Equestrians are a special breed of people. We’re strong, goal oriented and determined. Heck, there’s even a colloquialism about us, “if you fall off the horse, get right back on.” Because that’s just what we do.
However, most equestrians have had their share of unsuccessful rides or training sessions. First things first, know that we’ve all been there. When things are a bit rocky and you're down in the dumps, it's a good time to refresh your ride - to help you see what's not working and why, and to help you and your horse relax and get your mind off what's causing friction in the ring.
It’s important to have eyes on the ground as there are many things that you may not realize you’re doing/is happening that can result in a bad habit for you or your horse hindering your performance and training progress.
Here’s a few things that will help refresh your ride:
Video your lessons.
Once you’ve discussed your troubles with your trainer, have someone video your lessons. I’m not talking about a professional videographer. A simple cell phone video from your barn friends, significant other or parent will suffice - even if they only record certain elements of each lesson where you are struggling. It’s amazing what seeing yourself on video can do; believe me, I know!
I had problems getting a complete right to left lead change on my lease horse when I lived in Georgia. My trainer told me that I collapsed my body to the left putting the horse off balance preventing him from doing a proper change. I couldn’t feel myself doing that while in the saddle, but when I was recorded during a lead change it was obvious, and I mean ob-vi-ous!
I still occasionally lean to the left, but now that I’m more aware of that tendency, especially changing rein from right to left, I work harder to maintain a consistent upper body position.
Go back to basics.
Start back with the basics. Take it one step at a time breaking it down to fundamentals. This will not only help you regain your confidence, but it will also help your horse if he has psyched himself out and is now nervous when asked to perform. Be sure to always end on a good note and don’t push yourself or your horse too far too fast.

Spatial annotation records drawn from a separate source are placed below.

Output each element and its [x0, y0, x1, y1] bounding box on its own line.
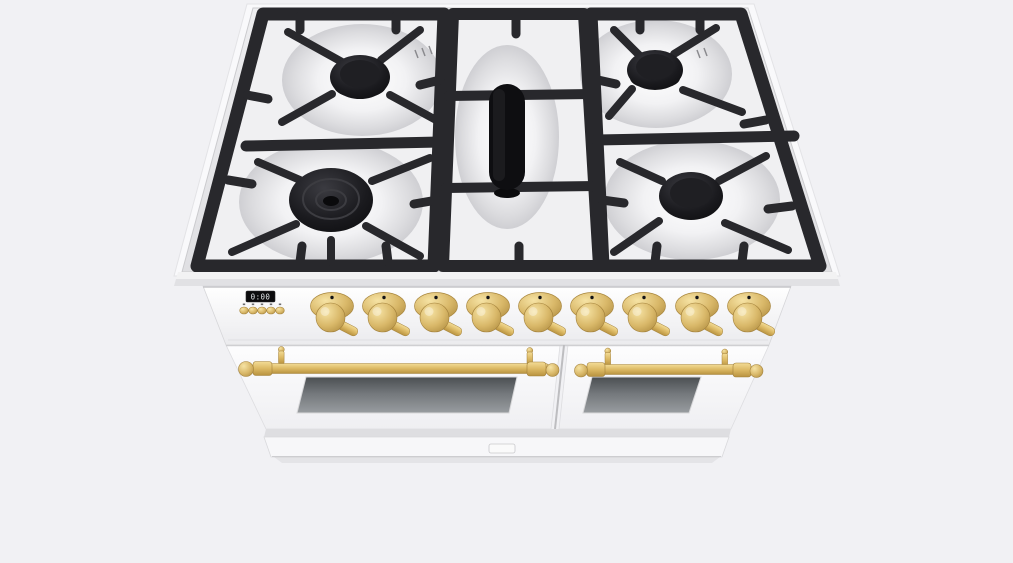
range-render: 0:00 — [0, 0, 1013, 563]
drawer-latch[interactable] — [489, 444, 515, 453]
oven-doors — [226, 345, 769, 429]
handle-finial — [239, 362, 254, 377]
storage-drawer[interactable] — [264, 429, 731, 457]
burner-cap-back-right — [627, 50, 683, 90]
panel-button-4[interactable] — [267, 307, 276, 314]
product-render-stage: 0:00 — [0, 0, 1013, 563]
handle-finial — [750, 365, 763, 378]
drawer-recess — [264, 429, 731, 437]
door-window-right — [583, 377, 701, 413]
burner-cap-front-left-ring-burner — [289, 168, 373, 232]
control-panel: 0:00 — [203, 286, 791, 345]
panel-button-2[interactable] — [249, 307, 258, 314]
panel-button-1[interactable] — [240, 307, 249, 314]
oval-griddle-burner — [489, 84, 525, 198]
cooktop-front-lip — [176, 272, 838, 279]
burner-cap-front-right — [659, 172, 723, 220]
handle-post — [278, 347, 284, 365]
display-value: 0:00 — [251, 293, 271, 302]
handle-post — [722, 349, 728, 367]
cooktop-front-lip-shadow — [174, 279, 840, 286]
panel-button-3[interactable] — [258, 307, 267, 314]
handle-post — [605, 348, 611, 366]
burner-cap-back-left — [330, 55, 390, 99]
door-window-left — [297, 377, 517, 413]
oven-display: 0:00 — [246, 291, 275, 302]
handle-finial — [575, 364, 588, 377]
cooktop — [174, 4, 840, 286]
floor-shadow — [274, 457, 720, 463]
panel-button-5[interactable] — [276, 307, 285, 314]
handle-finial — [546, 364, 559, 377]
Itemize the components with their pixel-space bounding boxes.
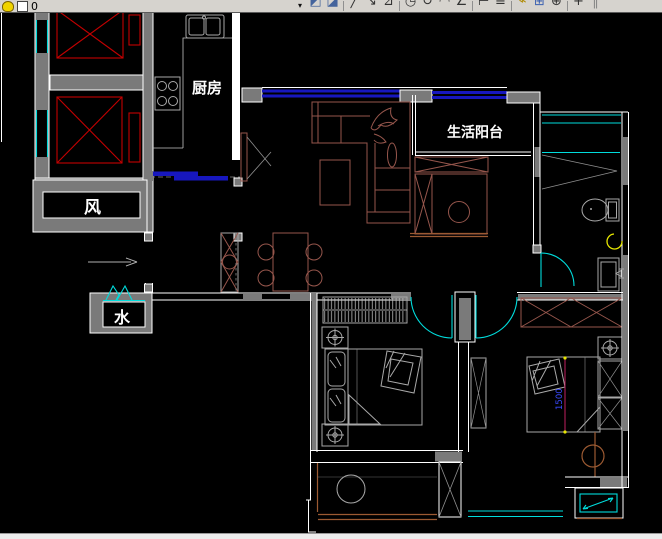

With my lead change issue, I went back to simple changes across the diagonal. Right lead canter through the diagonal, at the center of the ring transition to trot making sure he and I were balanced, then depart left lead canter. Only after a while of re-training my body to stay balanced through the transitions - and watching video clip after video clip - did I go back to executing the flying change.
Don’t see this a regression in training, think of it more as a re-schooling of the fundamentals that are needed at every level.
Get out of the ring.
Go on a nice hack or trail ride with your barn friends. Getting out of the ring and away from the stress and pressures of performance can help you enjoy your horse. It’s beneficial for both riders and horses to get this mental break from time to time. Riding isn’t all about competing and performance-based results. It’s about a connection you have with your horse. A connection that when built on a good, strong foundation provides the necessary building blocks for a successful future.
What do you do to help refresh your rides?
*This article is not meant as training advice, merely suggestions based on what has worked with me and my riding. Always discuss riding/training/behavioral issues with your trainer, veterinarian or other equine professionals.